Twitter’s data logging, access and controls are so lax that they practically invite exploitation by hackers, insider threats, disinformation agents and foreign spies, according to former chief information security officer and whistleblower Peiter “Mudge” Zatko .
In congressional testimony, Zatko, a well-known information security professional with a decades-long record of advocating for better security policies in the public and private sectors, said Tuesday that after joining Twitter as its CISO in November 2020 and spoke to engineers and employees, he realized the company was “more than a decade behind industry safety standards.”
In particular, Twitter’s data infrastructure is so decentralized that even executives don’t know all the data the company collects or where it’s stored. When he brought these concerns to Twitter’s leadership, he claimed that their incentive structure led them to prioritize “profits over security.”
“First, they don’t know what data they have, where they live, or where they came from, and surprisingly, they can’t protect them. That leads to the second problem: employees have to have a lot of access to a lot of data in a lot of systems,” Zatko told the Senate Judiciary Committee.
In addition, Twitter has repeatedly dealt with foreign governments bribing or enticing employees to hand over user data. In 2019, two employees were accused of acting as illegal foreign agents of Saudi Arabia, passing sensitive user data to critics and dissidents of the royal family in exchange for money, and Zatko said the company also engaged in at least one Chinese foreign agent inside. the company.
He also said that in his time as CISO, he observed at least one instance where a potential foreign agent from India was placed inside the company to gain access to information related to Twitter’s ongoing negotiations with Indian government officials over requests to ban certain accounts and content. He also recalled routinely seeing Twitter account credentials listed for sale on the dark web.
But the status quo at Twitter and the leadership’s preoccupation with growing and managing other public crises meant the company “simply lacked the basic skills to track down foreign intelligence agencies and take them out on its own.”
In the case of the Indian agent, he said he had to charge a small internal team to develop the protocols needed to track and monitor just one individual, a solution that isn’t scalable for Twitter’s larger employee base. The value of such access is so great and easy to gain that he assumed any foreign country that didn’t try to put agents inside the company wasn’t doing its job.
“From my understanding from people in [intelligence] community that focuses on foreign intelligence organizations and assets, if you put someone on Twitter…it would be very difficult for Twitter to find them, they would probably be able to stay there for a long period of time and to gain a significant amount of information to provide them with targeting people or information about Twitter’s decisions and discussions and about the direction of the company,” Zatko said.
When asked what data the company tends to collect about the average user, Zatko cited a user’s phone numbers, last IP address, other IP addresses, their current email, previous emails, where they think the user live, where they are currently connecting from. , what language they speak, the type of device they are connected to, their web browser and possibly their computer type.
Twitter executives have denied Zatko’s claims, and after his whistleblower complaint went public, a company spokesman said he was fired in January for “ineffective leadership and poor performance.” According to the Wall Street Journal, the company paid Zatko $7 million in a settlement before he filed his complaint.
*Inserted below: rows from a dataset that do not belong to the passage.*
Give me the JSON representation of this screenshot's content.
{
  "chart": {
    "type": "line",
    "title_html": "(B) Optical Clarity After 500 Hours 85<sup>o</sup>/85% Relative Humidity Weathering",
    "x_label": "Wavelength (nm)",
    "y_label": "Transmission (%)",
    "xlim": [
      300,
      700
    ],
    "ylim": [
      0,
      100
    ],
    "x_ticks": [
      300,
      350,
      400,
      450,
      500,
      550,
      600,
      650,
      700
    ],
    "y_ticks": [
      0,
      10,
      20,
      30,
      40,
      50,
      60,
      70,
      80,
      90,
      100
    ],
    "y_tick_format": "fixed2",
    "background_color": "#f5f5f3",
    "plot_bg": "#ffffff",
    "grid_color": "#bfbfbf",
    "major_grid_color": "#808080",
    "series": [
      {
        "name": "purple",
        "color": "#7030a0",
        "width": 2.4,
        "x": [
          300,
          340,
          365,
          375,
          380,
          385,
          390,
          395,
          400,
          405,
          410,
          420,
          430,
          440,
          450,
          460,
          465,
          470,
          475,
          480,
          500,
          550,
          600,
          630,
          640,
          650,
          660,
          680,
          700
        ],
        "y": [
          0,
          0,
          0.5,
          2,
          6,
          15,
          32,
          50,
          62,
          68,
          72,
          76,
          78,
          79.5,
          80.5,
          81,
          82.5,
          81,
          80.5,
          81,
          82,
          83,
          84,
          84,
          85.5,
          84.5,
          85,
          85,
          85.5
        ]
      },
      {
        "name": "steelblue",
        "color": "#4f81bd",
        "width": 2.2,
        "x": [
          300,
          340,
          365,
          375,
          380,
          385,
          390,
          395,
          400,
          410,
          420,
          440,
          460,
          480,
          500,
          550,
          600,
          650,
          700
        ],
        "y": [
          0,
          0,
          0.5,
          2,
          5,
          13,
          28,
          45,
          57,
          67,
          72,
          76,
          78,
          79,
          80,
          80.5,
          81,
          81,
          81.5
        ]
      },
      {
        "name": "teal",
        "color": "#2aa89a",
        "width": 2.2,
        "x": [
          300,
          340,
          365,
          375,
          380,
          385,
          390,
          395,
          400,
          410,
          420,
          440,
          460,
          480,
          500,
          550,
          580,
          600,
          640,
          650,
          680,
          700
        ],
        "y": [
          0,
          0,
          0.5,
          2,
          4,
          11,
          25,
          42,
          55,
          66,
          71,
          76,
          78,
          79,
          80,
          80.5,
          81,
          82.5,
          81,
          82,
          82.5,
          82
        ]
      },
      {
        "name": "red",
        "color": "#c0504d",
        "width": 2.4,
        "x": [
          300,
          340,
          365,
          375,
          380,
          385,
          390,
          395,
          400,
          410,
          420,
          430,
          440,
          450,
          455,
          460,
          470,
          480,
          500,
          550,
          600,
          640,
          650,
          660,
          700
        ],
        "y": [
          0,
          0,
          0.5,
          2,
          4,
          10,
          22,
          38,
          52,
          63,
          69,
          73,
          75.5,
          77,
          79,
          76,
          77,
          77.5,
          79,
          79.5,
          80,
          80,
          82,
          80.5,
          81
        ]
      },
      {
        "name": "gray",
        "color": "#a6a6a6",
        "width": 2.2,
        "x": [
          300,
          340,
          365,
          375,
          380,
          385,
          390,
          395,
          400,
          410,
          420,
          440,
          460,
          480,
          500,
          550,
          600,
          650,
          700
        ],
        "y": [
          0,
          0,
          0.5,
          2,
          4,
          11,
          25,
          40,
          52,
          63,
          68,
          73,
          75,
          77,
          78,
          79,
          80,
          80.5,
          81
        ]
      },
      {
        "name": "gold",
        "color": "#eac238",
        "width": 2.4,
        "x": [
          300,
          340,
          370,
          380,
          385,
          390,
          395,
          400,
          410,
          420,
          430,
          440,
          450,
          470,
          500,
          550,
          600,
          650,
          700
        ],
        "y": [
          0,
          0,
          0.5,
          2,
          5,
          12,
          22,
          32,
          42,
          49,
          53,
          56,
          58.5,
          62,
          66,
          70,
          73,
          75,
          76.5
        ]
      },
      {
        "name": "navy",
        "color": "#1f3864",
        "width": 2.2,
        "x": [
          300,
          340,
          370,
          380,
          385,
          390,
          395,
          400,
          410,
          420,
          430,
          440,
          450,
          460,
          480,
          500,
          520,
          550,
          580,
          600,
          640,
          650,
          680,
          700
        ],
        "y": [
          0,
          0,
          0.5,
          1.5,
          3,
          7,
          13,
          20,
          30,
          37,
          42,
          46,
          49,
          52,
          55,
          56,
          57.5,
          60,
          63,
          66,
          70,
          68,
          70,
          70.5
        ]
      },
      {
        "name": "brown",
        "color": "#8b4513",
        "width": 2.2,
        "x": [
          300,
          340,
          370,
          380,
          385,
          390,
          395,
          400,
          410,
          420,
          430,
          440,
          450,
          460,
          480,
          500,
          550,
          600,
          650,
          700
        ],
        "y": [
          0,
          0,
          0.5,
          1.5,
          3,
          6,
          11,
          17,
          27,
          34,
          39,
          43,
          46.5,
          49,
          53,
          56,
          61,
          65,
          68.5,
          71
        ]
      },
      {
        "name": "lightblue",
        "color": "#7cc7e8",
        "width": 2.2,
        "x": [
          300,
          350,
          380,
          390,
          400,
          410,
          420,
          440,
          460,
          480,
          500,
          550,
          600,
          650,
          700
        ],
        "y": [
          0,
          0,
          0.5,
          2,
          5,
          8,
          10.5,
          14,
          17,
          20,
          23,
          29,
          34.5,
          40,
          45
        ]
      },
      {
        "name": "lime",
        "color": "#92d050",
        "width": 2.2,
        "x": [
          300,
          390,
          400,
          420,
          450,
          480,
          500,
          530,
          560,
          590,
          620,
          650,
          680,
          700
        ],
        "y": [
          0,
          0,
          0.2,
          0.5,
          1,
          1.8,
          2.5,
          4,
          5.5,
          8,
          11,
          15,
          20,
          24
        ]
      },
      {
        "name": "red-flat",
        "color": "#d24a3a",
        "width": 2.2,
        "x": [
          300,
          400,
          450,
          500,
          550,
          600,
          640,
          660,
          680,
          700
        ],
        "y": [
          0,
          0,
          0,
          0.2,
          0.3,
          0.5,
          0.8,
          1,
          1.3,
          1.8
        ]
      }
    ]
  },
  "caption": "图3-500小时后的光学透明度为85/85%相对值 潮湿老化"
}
Questions and a request for comment sent to Twitter’s press office were not immediately returned.
Committee Chairman Dick Durbin, D-Ill., said Twitter’s infrastructure is too important to leave user data insecure, comparing it to customers giving their money to a bank which then leaves the safe “open”. He referred to a widely reported 2020 incident where two young hackers phished Twitter employees over the phone, posing as IT support to gain administrative access that allowed them to take over a number of Twitter profile accounts. high, including then-presidential candidate Joe Biden, former President Barack Obama, Elon Musk, Michael Bloomberg and others.
The potential for harm, Durbin argued, could have been much greater.
“We’ve already seen what can happen when small-time hackers break into Twitter accounts belonging to government officials, but what if the next time it’s not two teenagers trying to pull off a crypto scam?” Durbin said. “Imagine if it’s a malicious hacker or a hostile foreign government that gets into the President’s Twitter account, or sends out false information claiming there’s a terrorist attack in one of our cities? We could see widespread panic.”
The failure to protect user information was already the subject of a 2011 consent decree the company agreed to with the Federal Trade Commission. However, Zatko said FTC enforcement (usually in the form of one-time fines) is seen as toothless compared to regulations from other countries, such as France, and his testimony showed that the company has not introduced the necessary safeguards to prevent a similar attack from success in the future.
“It is not in vain to say that one employee in the company can take over the accounts of all the senators in this chamber,” he said. “Given the real harm to users and national security, I decided it was necessary to take on the professional and personal risk to myself and my family to become a whistleblower.